Saturday, June 07, 2008

We will do, then Understand (because I can’t learn Hebrew!)

Shavuot is heartening –not just for all the dairy, but also because Israel said, “we will do” before understanding what it was we were agreeing to. The holiday celebrates the will to do something that you don’t yet understand.

That's fantastic! because I don’t understand anything around me, unless it’s a number, a fruit, or one of the animals in my daughter’s books.

I can’t learn Hebrew!

I quit ulpan because my teacher spoke more Russian than Hebrew in class, and we only learned about ten new words a week—but we were in class18 hours a week. Eighteen hours for which I paid a babysitter and then had no time for studying let alone research, writing or teaching. Plus I don’t like a teacher calling me “mama-le.” As in “Mama-le, why you want I teach you grammar?”

I speak 6 other languages, but let it be officially noted: my ass has been Hebraically kicked.

This is, more or less, a map of my Hebrew-language learning curve.

Week 1
Stranger: Hi, how are you?
Me: Maya, how are you?

Week 2
Stranger: How old is your little boy?
Me: Thank you.

Month 2
Stranger: How old is your little boy?
Me: a year and thirty months.

Month 3:
Stranger: Is it a girl or boy?
Me: No
Stranger: What?
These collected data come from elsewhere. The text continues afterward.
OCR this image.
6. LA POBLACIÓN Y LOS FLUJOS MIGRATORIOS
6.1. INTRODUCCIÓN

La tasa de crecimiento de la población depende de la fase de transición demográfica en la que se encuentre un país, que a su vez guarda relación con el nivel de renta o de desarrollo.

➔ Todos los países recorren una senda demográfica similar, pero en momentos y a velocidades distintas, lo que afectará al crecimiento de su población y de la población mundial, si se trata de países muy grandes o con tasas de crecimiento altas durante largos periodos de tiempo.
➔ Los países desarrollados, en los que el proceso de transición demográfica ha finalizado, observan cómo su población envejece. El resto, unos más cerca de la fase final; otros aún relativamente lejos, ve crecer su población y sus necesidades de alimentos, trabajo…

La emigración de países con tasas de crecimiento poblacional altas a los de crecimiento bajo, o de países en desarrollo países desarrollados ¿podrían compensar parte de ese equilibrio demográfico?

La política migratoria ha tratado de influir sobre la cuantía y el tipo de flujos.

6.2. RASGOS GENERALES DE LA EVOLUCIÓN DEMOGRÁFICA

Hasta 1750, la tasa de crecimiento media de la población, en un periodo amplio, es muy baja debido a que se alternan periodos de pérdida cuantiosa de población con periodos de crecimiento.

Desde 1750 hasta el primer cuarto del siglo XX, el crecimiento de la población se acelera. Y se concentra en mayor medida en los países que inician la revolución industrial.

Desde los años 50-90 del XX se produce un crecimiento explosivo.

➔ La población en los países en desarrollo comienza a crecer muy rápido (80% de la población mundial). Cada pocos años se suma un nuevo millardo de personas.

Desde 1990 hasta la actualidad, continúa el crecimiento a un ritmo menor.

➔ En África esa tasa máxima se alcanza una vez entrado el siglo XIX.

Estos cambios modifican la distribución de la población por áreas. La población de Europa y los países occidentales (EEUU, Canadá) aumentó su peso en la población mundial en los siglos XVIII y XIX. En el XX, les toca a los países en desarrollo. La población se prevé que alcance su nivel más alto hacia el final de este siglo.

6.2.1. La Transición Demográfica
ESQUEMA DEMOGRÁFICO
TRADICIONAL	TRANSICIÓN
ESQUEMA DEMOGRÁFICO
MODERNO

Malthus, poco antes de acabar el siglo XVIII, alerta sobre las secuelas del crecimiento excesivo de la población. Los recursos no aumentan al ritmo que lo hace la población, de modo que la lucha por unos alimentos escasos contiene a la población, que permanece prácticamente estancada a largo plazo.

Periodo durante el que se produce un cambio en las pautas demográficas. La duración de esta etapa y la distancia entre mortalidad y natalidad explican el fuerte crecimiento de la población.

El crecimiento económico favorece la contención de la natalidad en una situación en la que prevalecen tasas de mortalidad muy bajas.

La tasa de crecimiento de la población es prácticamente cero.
I asked if it is a girl or boy!
Me: How old is your little boy?

Month 4:
Stranger: Is it a girl or boy?
Me: A girl
Stranger: How old?
Me: A year and four months…no, five months. Wait….yes, five months! Thank, G-d!
Stranger: blablablabla (fast Hebrew—could be anything)
Me: Uh….No?

Last week:
Stranger: Your little boy looks sad.
Me: Do you speak English?
Stranger: yes, of course.
Me: (in English) —it’s probably because I’ve dressed him a frilly little red and white checked dress and pink shoes, like a girl!

Don’t you think there’s something deeply suspicious about a language with no present tense for the verb “to be”? It certainly explains why Israelis are late for everything. At least then you can say “I was,” which is better than nothing, in a moment of existential crisis.

For example
“So sorry I no here on time.

I WAS in Tel Aviv on time, but I looked for parking for 45 minutes!”

Notice how you just don’t exist in the moment? It’s only when you are excusing yourself that you take on a full verbal dimension.

So I’m looking madly around for a tutor. It’s too late to learn anything really useful. But it doesn’t matter: I’m not doing it to enhance the last few weeks of my life here. No, I’m doing it because I’ll never live down the shame of returning to the States able only to name fruit and animals, sing “nad-ned” and the birthday song, and ask how much it costs.

2 comments:

lsw said...

This will give you a giggle:

http://www.rte.ie/tv/inthenameofthefada/watchtheshow.html

Chag Sameach!

Lynn Anne said...

Hi! I usually only think of myself as a couple years behind on the tech-savvy thing, but I can't figure out for the life how to email you and I want to ask you something off comments! Would you pretty please email me? owner (at) jewish-scrapbooking (dot) com.

I found this blog this morning on a search for cinnamon challah recipe -- I want to say thanks for the recipe, but I guess I'll wait and see how it comes out first ;) Happy Shavuot!